À Bonaventura, petit village de Lombardie, et plus précisément au sein de la maison du figuier, la demeure familiale, se côtoient trois générations de femmes, perçues comme des sorcières par les villageois, autour de Teresa, la grand-mère, dont la mort est proche. « Il n’y avait pas d’homme ici, et sans doute n’y en avait-il jamais eu. À part grand-père Antonio, mais si peu de temps ». L’aïeule est murée depuis dix ans dans le silence, si bien que les autres vont se substituer à elle, Nina, la narratrice, prenant en charge le récit. Elles le feront de manière encore plus marquée en pratiquant un rituel andin spécifique censé accompagner la mort. Rusi, la cousine de Teresa, qui écrit aux présidents, Irène, la mère de Nina, et sa sœur Flora, la laissée pour compte, Nina la narratrice, et enfin Pilar, la servante, immigrée péruvienne, l’entourent alors pour redire des fragments décousus de son existence, que la mort recoudra. Mais elles se rassemblent aussi autour de rituels plus profanes, comme celui de la télénovela qui les captive et qu’elles écoutent religieusement en dépit de sa niaiserie. Les non-dits et les silences peuplent leur quotidien. Nina, la métisse, conçue en Érythrée, rêve à son père inconnu et absent, et fantasme sur le flacon de terre d’Afrique enfoui dans un tiroir, tel « une poudre magique », qui lui rappelle ses origines et dont elle espère hériter. Le motif du trou sert à exprimer les lacunes dont sont faites ces vies, mais peut-être aussi la spécificité du don : « Notre langue est trouée comme les céramiques péruviennes que Pilar a offertes à mamée », constate Nina, qui entame une description aux airs de poème, dont les derniers mots sont :
…il y a un homme
Un homme au masque d’oiseau
Dans sa bouche il y a un trou
Entre eux, il y a un serpent,
Ses yeux sont troués
Les Incas le savaient,
Les trous sont des portes pour voir au-delà.

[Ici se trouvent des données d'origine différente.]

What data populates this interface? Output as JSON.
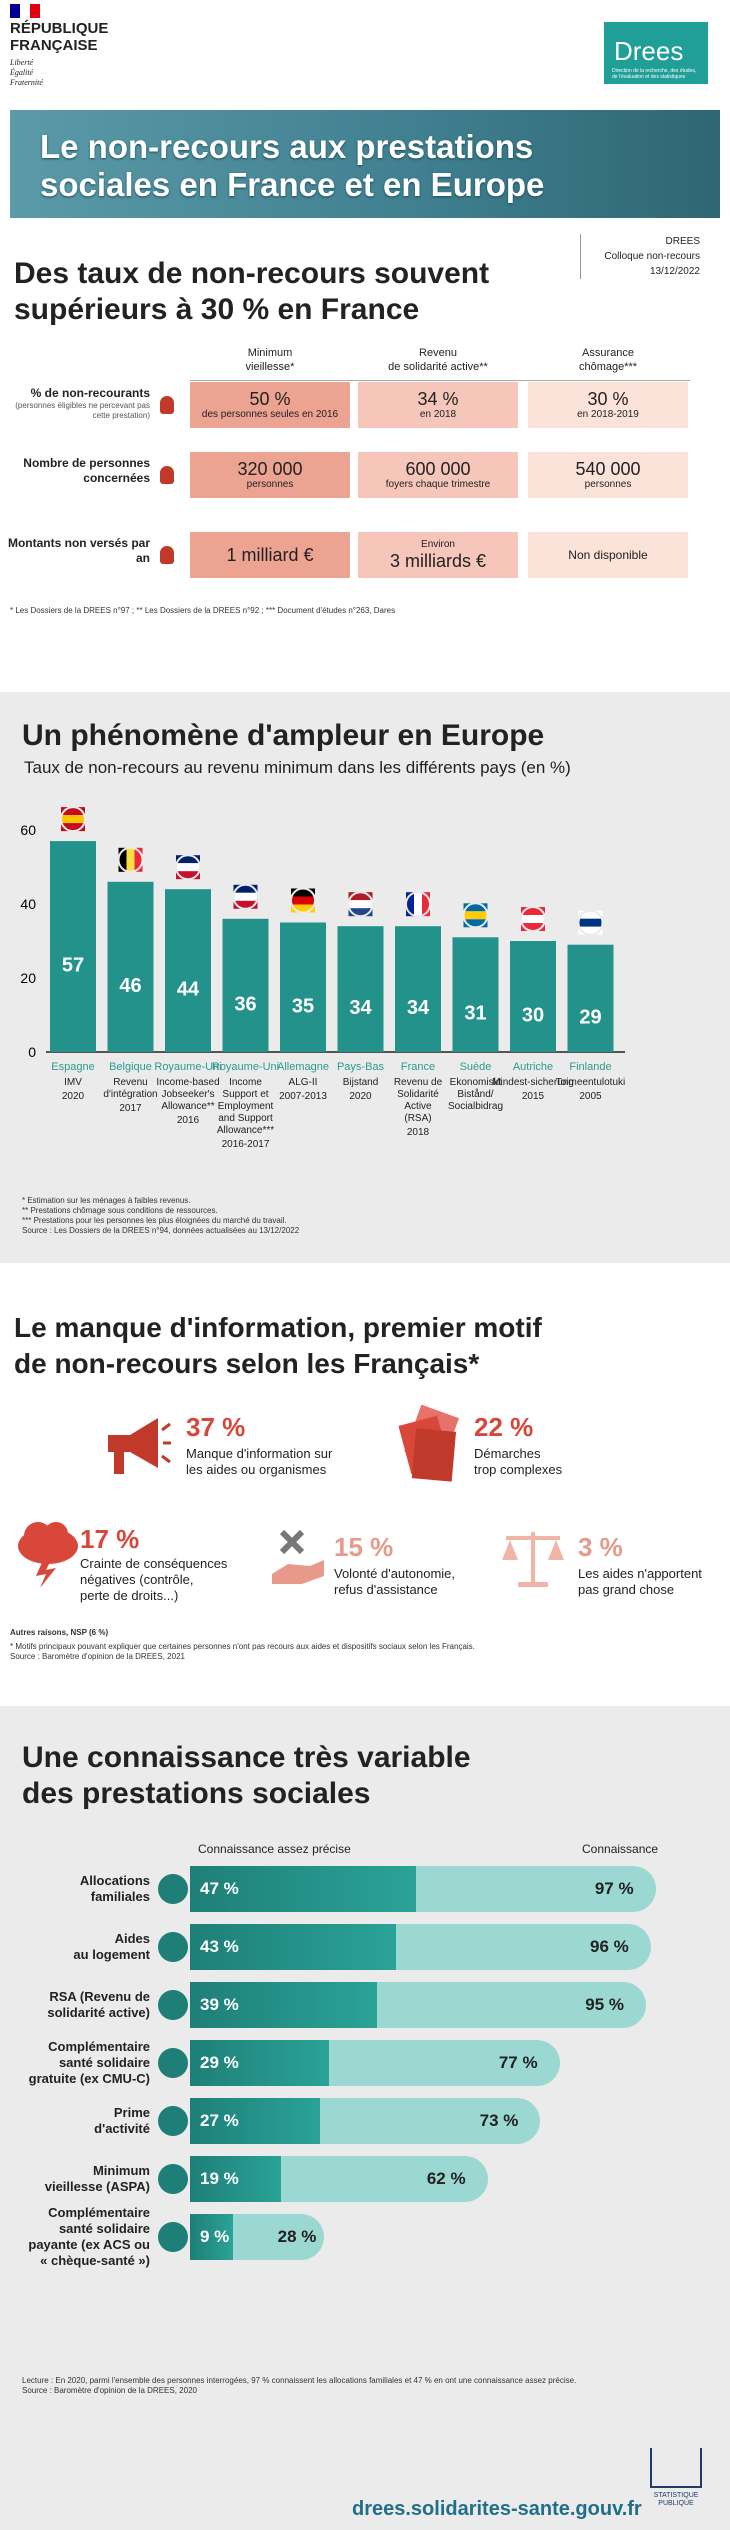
{
  "header": {
    "republic": [
      "RÉPUBLIQUE",
      "FRANÇAISE"
    ],
    "motto": [
      "Liberté",
      "Égalité",
      "Fraternité"
    ],
    "drees_logo": "Drees",
    "drees_sub": "Direction de la recherche, des études, de l'évaluation et des statistiques",
    "banner_title": [
      "Le non-recours aux prestations",
      "sociales en France et en Europe"
    ],
    "meta": [
      "DREES",
      "Colloque non-recours",
      "13/12/2022"
    ]
  },
  "s1": {
    "title": [
      "Des taux de non-recours souvent",
      "supérieurs à 30 % en France"
    ],
    "cols": [
      [
        "Minimum",
        "vieillesse*"
      ],
      [
        "Revenu",
        "de solidarité active**"
      ],
      [
        "Assurance",
        "chômage***"
      ]
    ],
    "rows": [
      {
        "label": "% de non-recourants",
        "sub": "(personnes éligibles ne percevant pas cette prestation)"
      },
      {
        "label": "Nombre de personnes concernées",
        "sub": ""
      },
      {
        "label": "Montants non versés par an",
        "sub": ""
      }
    ],
    "cells": [
      [
        {
          "v": "50 %",
          "s": "des personnes seules en 2016"
        },
        {
          "v": "34 %",
          "s": "en 2018"
        },
        {
          "v": "30 %",
          "s": "en 2018-2019"
        }
      ],
      [
        {
          "v": "320 000",
          "s": "personnes"
        },
        {
          "v": "600 000",
          "s": "foyers chaque trimestre"
        },
        {
          "v": "540 000",
          "s": "personnes"
        }
      ],
      [
        {
          "v": "1 milliard €",
          "s": ""
        },
        {
          "v": "3 milliards €",
          "s": "Environ"
        },
        {
          "v": "Non disponible",
          "s": ""
        }
      ]
    ],
    "footnote": "* Les Dossiers de la DREES n°97 ; ** Les Dossiers de la DREES n°92 ; *** Document d'études n°263, Dares",
    "colors": {
      "dark": "#eda392",
      "mid": "#f5c6b9",
      "light": "#fbe3da"
    }
  },
  "s2": {
    "title": "Un phénomène d'ampleur en Europe",
    "subtitle": "Taux de non-recours au revenu minimum dans les différents pays (en %)",
    "notes": [
      "* Estimation sur les ménages à faibles revenus.",
      "** Prestations chômage sous conditions de ressources.",
      "*** Prestations pour les personnes les plus éloignées du marché du travail.",
      "Source : Les Dossiers de la DREES n°94, données actualisées au 13/12/2022"
    ]
  },
  "chart_data": {
    "type": "bar",
    "title": "Un phénomène d'ampleur en Europe",
    "subtitle": "Taux de non-recours au revenu minimum dans les différents pays (en %)",
    "ylim": [
      0,
      60
    ],
    "yticks": [
      0,
      20,
      40,
      60
    ],
    "grid": false,
    "bar_color": "#23928a",
    "categories": [
      {
        "country": "Espagne",
        "prog": "IMV",
        "year": "2020",
        "flag": "flag-spain"
      },
      {
        "country": "Belgique",
        "prog": "Revenu d'intégration",
        "year": "2017",
        "flag": "flag-belgium"
      },
      {
        "country": "Royaume-Uni",
        "prog": "Income-based Jobseeker's Allowance**",
        "year": "2016",
        "flag": "flag-uk"
      },
      {
        "country": "Royaume-Uni",
        "prog": "Income Support et Employment and Support Allowance***",
        "year": "2016-2017",
        "flag": "flag-uk"
      },
      {
        "country": "Allemagne",
        "prog": "ALG-II",
        "year": "2007-2013",
        "flag": "flag-germany"
      },
      {
        "country": "Pays-Bas",
        "prog": "Bijstand",
        "year": "2020",
        "flag": "flag-netherlands"
      },
      {
        "country": "France",
        "prog": "Revenu de Solidarité Active (RSA)",
        "year": "2018",
        "flag": "flag-france"
      },
      {
        "country": "Suède",
        "prog": "Ekonomiskt Bistånd/ Socialbidrag",
        "year": "",
        "flag": "flag-sweden"
      },
      {
        "country": "Autriche",
        "prog": "Mindest-sicherung",
        "year": "2015",
        "flag": "flag-austria"
      },
      {
        "country": "Finlande",
        "prog": "Toimeentulotuki",
        "year": "2005",
        "flag": "flag-finland"
      }
    ],
    "values": [
      57,
      46,
      44,
      36,
      35,
      34,
      34,
      31,
      30,
      29
    ]
  },
  "s3": {
    "title": [
      "Le manque d'information, premier motif",
      "de non-recours selon les Français*"
    ],
    "items": [
      {
        "pct": "37 %",
        "label": [
          "Manque d'information sur",
          "les aides ou organismes"
        ],
        "icon": "megaphone-icon"
      },
      {
        "pct": "22 %",
        "label": [
          "Démarches",
          "trop complexes"
        ],
        "icon": "papers-icon"
      },
      {
        "pct": "17 %",
        "label": [
          "Crainte de conséquences",
          "négatives (contrôle,",
          "perte de droits...)"
        ],
        "icon": "storm-cloud-icon"
      },
      {
        "pct": "15 %",
        "label": [
          "Volonté d'autonomie,",
          "refus d'assistance"
        ],
        "icon": "refuse-hand-icon"
      },
      {
        "pct": "3 %",
        "label": [
          "Les aides n'apportent",
          "pas grand chose"
        ],
        "icon": "scale-icon"
      }
    ],
    "other": "Autres raisons, NSP (6 %)",
    "notes": [
      "* Motifs principaux pouvant expliquer que certaines personnes n'ont pas recours aux aides et dispositifs sociaux selon les Français.",
      "Source : Baromètre d'opinion de la DREES, 2021"
    ]
  },
  "s4": {
    "title": [
      "Une connaissance très variable",
      "des prestations sociales"
    ],
    "col1": "Connaissance assez précise",
    "col2": "Connaissance",
    "rows": [
      {
        "label": [
          "Allocations",
          "familiales"
        ],
        "precise": 47,
        "known": 97,
        "p": "47 %",
        "k": "97 %",
        "icon": "family-icon"
      },
      {
        "label": [
          "Aides",
          "au logement"
        ],
        "precise": 43,
        "known": 96,
        "p": "43 %",
        "k": "96 %",
        "icon": "house-icon"
      },
      {
        "label": [
          "RSA (Revenu de",
          "solidarité active)"
        ],
        "precise": 39,
        "known": 95,
        "p": "39 %",
        "k": "95 %",
        "icon": "handshake-icon"
      },
      {
        "label": [
          "Complémentaire",
          "santé solidaire",
          "gratuite (ex CMU-C)"
        ],
        "precise": 29,
        "known": 77,
        "p": "29 %",
        "k": "77 %",
        "icon": "stethoscope-icon"
      },
      {
        "label": [
          "Prime",
          "d'activité"
        ],
        "precise": 27,
        "known": 73,
        "p": "27 %",
        "k": "73 %",
        "icon": "briefcase-icon"
      },
      {
        "label": [
          "Minimum",
          "vieillesse (ASPA)"
        ],
        "precise": 19,
        "known": 62,
        "p": "19 %",
        "k": "62 %",
        "icon": "elderly-icon"
      },
      {
        "label": [
          "Complémentaire",
          "santé solidaire",
          "payante (ex ACS ou",
          "« chèque-santé »)"
        ],
        "precise": 9,
        "known": 28,
        "p": "9 %",
        "k": "28 %",
        "icon": "money-icon"
      }
    ],
    "notes": [
      "Lecture : En 2020, parmi l'ensemble des personnes interrogées, 97 % connaissent les allocations familiales et 47 % en ont une connaissance assez précise.",
      "Source : Baromètre d'opinion de la DREES, 2020"
    ]
  },
  "footer": {
    "url": "drees.solidarites-sante.gouv.fr",
    "logo": [
      "STATISTIQUE",
      "PUBLIQUE"
    ]
  }
}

Mais le livre met aussi à jour d’autres significations. La peau trouée de Teresa rappelle les stigmates du Christ, suscitant tout un jeu de correspondance avec les trous de la mémoire de l’âge et la mémoire traumatique de Rusi. Son corps n’a pas de consistance : « Une grand-mère en papier de soie qui paraissait échapper à la force de gravité ; j’aurais pu la jeter sur mon épaule et courir jusque dans le jardin pour qu’elle puisse revoir les étoiles. » Une grand-mère devenue aussi petite que la Sibylle de Cumes, que l’on compare à « un grand nourrisson flottant sur l’eau », et s’abreuve, tel un enfant, de biberons de lait, avant de retourner au néant.
Empreint de sensualité et de mystère, ce roman ressortit au réalisme magique très prégnant chez les auteurs d’Amérique du Sud dont il paraît s’inspirer. Sa tonalité baroque se reflète jusque dans la chambre de Teresa, un des lieux phares du récit, qui s’apparente, par son décor, à un cabinet de curiosités. Le livre fait aussi songer, dans une certaine mesure, bien que le contexte s’avère radicalement différent, au très beau roman de Carole Martinez, « Le cœur cousu. » La dimension onirique traverse sans cesse le texte. L’onirisme apparaît omniprésent dans ce livre, où toutes s’adonnent au rêve, sauf Miguli, pour qui : » la nuit était un modeste banquet qui s’achevait à l’aube. Elle n’appelait pas cela de l’insomnie-qui a dit qu’on devait dormir, la nuit ? » Premier oracle, passé inaperçu, de la famille, elle précède Teresa, qui, dans cet univers régi par la pensée poétique, apparaît proche de la nature et du cosmos, comme si elle avait pour double un animal totem : « Teresa dormait comme les dauphins, qui ont le cerveau divisé en deux : ils dorment tout en nageant, restent la moitié du temps au fond de la mer, puis remontent vers la surface. Grand-mère rêvait tout en nous écoutant, elle dormait tout en veillant sur nous. Ses paupières étaient closes, mais dessous, ses yeux étaient grands ouverts. »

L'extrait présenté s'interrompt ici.